The Federal Reserve Bank of New York’s general economic index showed manufacturing in the New York, northern New Jersey and southern Connecticut area unexpectedly expanded in February, a sign producers are emerging from a slump that begin in August. At the same time, the Federal Bank of Philadelphia’s index unexpectedly contracted for a second month.

Yesterday, a report showed orders for U.S. durable goods excluding transportation equipment climbed in January by the most in a year, indicating companies plan to expand capacity as they look beyond the budget impasse in Washington. Because Congress hasn’t compromised on deficit reduction plans, about $1.2 trillion in spending reductions over the next decade are scheduled to start taking effect tomorrow.
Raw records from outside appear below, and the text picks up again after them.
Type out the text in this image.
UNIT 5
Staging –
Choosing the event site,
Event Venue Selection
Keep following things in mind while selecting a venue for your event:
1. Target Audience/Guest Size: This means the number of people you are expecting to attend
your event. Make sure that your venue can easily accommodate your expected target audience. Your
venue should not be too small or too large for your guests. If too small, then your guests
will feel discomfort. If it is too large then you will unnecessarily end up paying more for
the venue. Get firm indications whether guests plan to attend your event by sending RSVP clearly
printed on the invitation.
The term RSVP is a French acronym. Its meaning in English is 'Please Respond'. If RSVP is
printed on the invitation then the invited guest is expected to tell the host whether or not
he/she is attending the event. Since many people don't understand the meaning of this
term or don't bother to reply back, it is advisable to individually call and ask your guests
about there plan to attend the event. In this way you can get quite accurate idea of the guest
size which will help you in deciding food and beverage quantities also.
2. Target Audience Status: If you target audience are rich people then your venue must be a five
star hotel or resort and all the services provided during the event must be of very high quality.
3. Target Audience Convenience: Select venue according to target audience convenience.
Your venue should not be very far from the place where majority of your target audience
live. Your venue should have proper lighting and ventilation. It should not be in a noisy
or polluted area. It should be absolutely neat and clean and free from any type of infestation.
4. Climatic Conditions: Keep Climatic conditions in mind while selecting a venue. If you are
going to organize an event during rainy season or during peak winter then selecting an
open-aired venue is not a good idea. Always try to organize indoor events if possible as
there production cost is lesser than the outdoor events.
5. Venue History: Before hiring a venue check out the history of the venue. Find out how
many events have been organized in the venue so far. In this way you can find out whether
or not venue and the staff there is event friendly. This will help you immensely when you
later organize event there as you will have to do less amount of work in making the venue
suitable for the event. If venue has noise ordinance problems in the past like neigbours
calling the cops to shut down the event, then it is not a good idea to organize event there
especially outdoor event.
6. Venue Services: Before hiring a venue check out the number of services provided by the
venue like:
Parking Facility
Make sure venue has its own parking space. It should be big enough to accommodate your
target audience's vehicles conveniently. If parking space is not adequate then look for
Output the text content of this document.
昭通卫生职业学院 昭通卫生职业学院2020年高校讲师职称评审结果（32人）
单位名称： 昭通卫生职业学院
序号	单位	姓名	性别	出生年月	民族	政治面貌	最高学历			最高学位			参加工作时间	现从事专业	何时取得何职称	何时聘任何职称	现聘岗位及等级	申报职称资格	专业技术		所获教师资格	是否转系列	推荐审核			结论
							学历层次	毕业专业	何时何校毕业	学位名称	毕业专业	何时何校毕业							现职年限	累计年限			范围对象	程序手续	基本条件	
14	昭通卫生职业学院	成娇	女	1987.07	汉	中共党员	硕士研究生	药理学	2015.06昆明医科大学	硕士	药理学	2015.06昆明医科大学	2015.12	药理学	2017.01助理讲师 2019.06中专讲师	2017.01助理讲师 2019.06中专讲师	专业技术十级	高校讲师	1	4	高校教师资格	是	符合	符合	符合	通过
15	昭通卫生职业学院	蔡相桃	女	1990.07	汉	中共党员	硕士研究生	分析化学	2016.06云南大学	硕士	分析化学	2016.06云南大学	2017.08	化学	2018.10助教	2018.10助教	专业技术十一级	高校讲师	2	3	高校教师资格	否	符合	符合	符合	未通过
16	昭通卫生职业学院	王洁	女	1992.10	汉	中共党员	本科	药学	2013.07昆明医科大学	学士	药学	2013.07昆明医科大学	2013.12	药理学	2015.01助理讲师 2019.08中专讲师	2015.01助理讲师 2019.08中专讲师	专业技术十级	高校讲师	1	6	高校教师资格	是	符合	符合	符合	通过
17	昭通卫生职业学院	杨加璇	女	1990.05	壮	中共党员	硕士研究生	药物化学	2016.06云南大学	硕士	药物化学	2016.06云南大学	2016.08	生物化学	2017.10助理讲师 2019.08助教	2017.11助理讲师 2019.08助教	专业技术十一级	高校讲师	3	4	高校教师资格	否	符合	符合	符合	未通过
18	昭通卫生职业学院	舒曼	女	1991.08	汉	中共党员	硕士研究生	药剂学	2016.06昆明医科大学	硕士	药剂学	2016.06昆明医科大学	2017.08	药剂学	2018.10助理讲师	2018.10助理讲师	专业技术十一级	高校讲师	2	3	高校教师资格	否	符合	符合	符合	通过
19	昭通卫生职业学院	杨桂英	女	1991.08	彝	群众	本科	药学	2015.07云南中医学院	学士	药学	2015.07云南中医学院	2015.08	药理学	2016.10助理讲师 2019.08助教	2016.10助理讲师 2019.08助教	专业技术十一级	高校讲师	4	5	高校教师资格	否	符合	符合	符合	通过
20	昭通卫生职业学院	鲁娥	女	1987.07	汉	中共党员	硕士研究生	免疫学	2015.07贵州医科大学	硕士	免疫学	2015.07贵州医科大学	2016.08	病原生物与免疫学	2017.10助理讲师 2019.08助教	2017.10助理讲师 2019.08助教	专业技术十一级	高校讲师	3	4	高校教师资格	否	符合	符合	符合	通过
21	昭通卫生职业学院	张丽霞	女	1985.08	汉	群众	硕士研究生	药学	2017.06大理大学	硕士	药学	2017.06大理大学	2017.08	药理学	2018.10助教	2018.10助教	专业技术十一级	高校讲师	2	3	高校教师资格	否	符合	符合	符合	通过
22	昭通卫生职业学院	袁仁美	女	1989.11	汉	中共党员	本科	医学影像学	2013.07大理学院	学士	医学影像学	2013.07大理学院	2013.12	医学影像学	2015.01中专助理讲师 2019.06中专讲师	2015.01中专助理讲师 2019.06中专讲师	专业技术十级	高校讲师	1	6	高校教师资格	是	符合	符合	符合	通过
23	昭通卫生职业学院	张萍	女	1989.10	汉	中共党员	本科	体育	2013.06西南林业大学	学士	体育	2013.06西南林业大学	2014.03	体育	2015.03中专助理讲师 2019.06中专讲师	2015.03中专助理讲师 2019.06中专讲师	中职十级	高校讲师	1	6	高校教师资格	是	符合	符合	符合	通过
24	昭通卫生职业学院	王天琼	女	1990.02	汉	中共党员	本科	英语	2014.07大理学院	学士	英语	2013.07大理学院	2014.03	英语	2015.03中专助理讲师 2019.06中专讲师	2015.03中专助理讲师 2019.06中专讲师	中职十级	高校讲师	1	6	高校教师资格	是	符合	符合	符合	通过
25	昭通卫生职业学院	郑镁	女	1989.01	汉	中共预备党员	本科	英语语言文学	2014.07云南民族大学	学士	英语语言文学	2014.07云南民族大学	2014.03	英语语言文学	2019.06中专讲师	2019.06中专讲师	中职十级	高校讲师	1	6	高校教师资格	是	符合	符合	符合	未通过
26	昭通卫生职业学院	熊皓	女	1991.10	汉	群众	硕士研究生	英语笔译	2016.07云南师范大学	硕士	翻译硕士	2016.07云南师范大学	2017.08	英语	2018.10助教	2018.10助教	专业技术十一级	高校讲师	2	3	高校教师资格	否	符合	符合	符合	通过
Businesses, nonetheless, are poised to keep investing in equipment. The durable goods report yesterday showed orders of capital good, excluding defense and aircraft, have climbed 9.5 percent since October, the biggest three-month gain since 1993. A global economy that is regaining its footing should support American producers as well.

Growth Pickup

“We’re enthusiastic about the reports we’re getting from our customers that lead us to expect stronger market conditions in the second half of 2013,” Chuck Cargile, chief financial officer of laser manufacturer Newport Corp. (NEWP), said during a Feb. 20 earnings call. ‘In the near term, our outlook continues to be cautious because the expectations of a stronger second half of 2013 are not yet reflected in our orders or our backlog.”

One other driver for industrial production, cars and light trucks sold at a 15.2 million annual rate last month after 15.3 million in December, according to Ward’s Automotive Group. Including November’s 15.5 million rate, car sales in the past three months have been the strongest in five years.

The Institute for Supply Management’s factory index for February, due tomorrow, will probably show expansion for the third month, according to the median forecast of economists surveyed by Bloomberg.